Que é isso que aparece? Diante do Eu uma pronúncia ‘oraculosa’. Eis que se o Eu não se revela a si, nem ao Você e nem aos dias, na presença dos deuses que o rondam revela.

Quantas vezes diante das obras de um artista adorado desejou esbravejar: Que horrível! De posse de um livro mal cheiroso de poeira considerado clássico quis dizer tranquilamente: Que horrível! Ouvindo um som que nomeiam música erudita almejou revelar: Que horrível! De frente para tela donde se reproduzia cenas de um filme adorado pela crítica, ansiou: Que horrível! Visitando construções antigas e adoradas pelos detalhes edificados, pretendeu: Que horrível! E assim seguir-se-ia: Que horrível! Que horrível!

Nas palavras do Eu para os dias, para o Você, revela-se o voltar-se. Horrível não só aos outros. Horrível ao todo. ‘Horríverar’ é desfazer o mundo que lhe mostra insuportável, enfadonho, feio, fedido. Enfim o Eu assume-se. Admite sua mediocridade.

Sabedor, o Eu se mostra ciente de uma não autonomia do mundo objetivo. Escolas diriam tratar de uma questão subjetivista a feiúra do mundo. Escolas outras diriam tratar de uma construção individual a feiúra do mundo. Escolas outras diriam tratar de algo insignificante a feiúra ou não do mundo perante o Eu, sobretudo porque o mundo não estaria diante do Eu, e sim o Eu diante do mundo. Escolas outras diriam e diriam... como de tudo se diz e se diz, e como tudo diz.

O falatório do Eu com o Você nada mais é que desvelar o cansaço, antes, valer-se de palavras para voar... soltar...

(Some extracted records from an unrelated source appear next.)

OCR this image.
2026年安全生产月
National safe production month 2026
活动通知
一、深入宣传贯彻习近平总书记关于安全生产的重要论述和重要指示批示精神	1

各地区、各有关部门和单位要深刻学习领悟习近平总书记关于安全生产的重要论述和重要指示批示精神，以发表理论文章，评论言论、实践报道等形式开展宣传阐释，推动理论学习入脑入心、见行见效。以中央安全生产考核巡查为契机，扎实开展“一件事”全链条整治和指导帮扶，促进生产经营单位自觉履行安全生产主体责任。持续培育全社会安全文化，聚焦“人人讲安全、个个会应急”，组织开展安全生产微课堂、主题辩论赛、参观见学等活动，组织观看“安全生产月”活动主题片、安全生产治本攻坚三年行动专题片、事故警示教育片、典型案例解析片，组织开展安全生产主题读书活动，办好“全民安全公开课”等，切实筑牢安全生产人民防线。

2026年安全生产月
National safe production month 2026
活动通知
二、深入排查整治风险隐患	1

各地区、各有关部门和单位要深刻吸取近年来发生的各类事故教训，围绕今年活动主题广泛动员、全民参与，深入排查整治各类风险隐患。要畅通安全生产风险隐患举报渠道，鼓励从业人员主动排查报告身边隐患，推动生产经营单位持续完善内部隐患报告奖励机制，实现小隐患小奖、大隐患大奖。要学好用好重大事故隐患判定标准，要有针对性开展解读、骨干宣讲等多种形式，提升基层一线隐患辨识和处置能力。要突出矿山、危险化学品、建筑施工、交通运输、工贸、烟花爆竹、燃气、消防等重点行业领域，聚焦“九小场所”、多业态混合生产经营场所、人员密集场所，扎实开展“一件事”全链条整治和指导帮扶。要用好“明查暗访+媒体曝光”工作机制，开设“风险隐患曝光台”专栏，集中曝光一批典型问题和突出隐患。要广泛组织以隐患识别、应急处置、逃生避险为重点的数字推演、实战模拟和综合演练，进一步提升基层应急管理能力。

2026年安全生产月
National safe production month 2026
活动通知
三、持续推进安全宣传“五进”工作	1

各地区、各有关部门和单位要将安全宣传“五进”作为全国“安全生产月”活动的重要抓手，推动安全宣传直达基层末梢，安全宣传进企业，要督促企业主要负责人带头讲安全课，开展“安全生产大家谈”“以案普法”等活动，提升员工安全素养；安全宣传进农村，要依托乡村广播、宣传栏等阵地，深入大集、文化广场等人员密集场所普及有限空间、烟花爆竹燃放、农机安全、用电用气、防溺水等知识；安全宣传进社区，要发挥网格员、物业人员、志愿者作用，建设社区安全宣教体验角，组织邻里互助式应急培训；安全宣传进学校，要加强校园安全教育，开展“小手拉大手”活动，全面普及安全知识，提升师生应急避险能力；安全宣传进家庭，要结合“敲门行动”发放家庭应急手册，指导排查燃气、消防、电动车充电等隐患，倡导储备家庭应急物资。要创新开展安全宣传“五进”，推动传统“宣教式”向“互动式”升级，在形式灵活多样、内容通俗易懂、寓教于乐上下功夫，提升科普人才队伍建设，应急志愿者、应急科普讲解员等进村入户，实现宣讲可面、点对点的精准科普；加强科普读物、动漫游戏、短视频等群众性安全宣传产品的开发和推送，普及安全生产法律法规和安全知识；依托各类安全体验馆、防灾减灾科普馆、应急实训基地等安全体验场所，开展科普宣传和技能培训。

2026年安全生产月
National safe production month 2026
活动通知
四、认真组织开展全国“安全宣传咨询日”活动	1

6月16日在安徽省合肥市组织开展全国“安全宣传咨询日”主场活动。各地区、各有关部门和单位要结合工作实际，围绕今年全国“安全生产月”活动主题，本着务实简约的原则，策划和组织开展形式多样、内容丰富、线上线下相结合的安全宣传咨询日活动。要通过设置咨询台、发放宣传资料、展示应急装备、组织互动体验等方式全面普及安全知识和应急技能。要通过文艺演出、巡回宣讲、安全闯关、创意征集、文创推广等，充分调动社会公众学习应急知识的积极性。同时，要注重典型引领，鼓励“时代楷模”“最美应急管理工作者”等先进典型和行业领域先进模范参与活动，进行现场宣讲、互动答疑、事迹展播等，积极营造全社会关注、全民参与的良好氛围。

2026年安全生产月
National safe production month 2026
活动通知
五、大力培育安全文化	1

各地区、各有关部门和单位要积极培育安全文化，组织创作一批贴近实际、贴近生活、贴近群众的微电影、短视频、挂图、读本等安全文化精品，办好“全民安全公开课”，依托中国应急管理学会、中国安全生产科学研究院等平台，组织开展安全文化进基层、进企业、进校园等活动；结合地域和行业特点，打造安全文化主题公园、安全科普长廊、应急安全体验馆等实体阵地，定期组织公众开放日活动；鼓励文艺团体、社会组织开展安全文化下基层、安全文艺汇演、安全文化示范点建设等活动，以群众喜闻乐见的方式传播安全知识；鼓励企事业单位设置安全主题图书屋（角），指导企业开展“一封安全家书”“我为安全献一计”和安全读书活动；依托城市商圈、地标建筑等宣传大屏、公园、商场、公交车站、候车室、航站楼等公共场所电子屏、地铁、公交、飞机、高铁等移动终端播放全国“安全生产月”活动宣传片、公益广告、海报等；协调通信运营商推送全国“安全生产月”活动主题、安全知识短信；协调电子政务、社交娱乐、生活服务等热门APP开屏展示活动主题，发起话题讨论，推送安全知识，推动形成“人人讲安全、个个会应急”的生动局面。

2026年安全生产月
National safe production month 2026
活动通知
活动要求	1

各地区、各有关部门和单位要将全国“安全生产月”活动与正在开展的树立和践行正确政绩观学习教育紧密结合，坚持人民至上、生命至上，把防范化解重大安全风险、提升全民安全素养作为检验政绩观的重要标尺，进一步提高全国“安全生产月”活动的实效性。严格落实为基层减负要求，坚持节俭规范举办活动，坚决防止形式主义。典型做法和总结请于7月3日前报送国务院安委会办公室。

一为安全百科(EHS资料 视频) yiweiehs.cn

Não importa a falação cansativa do Eu, o que lhe importa é falar... falar-se a si é reerguer-se ao mundo, é transverberar... no ‘mesmólogo’ permite a si o descanso de si, o livrar-se do peso sartreano e gozar dos silêncios mundanos, esses mesmos que silenciados pelo barulho do mundo se fazem gritantes nas fissuras íntimas...

Eis que para o Eu, para o Você e para os dias fica o aprendizado de que das provas valem-se as conseqüências, de todo, qualquer mundo que o seja tem sua raiz, e a este, nem mesmo o mais magnânimo ‘mesmólogo’ ou a mais magnânima metafísica pode valer-se da indiferença.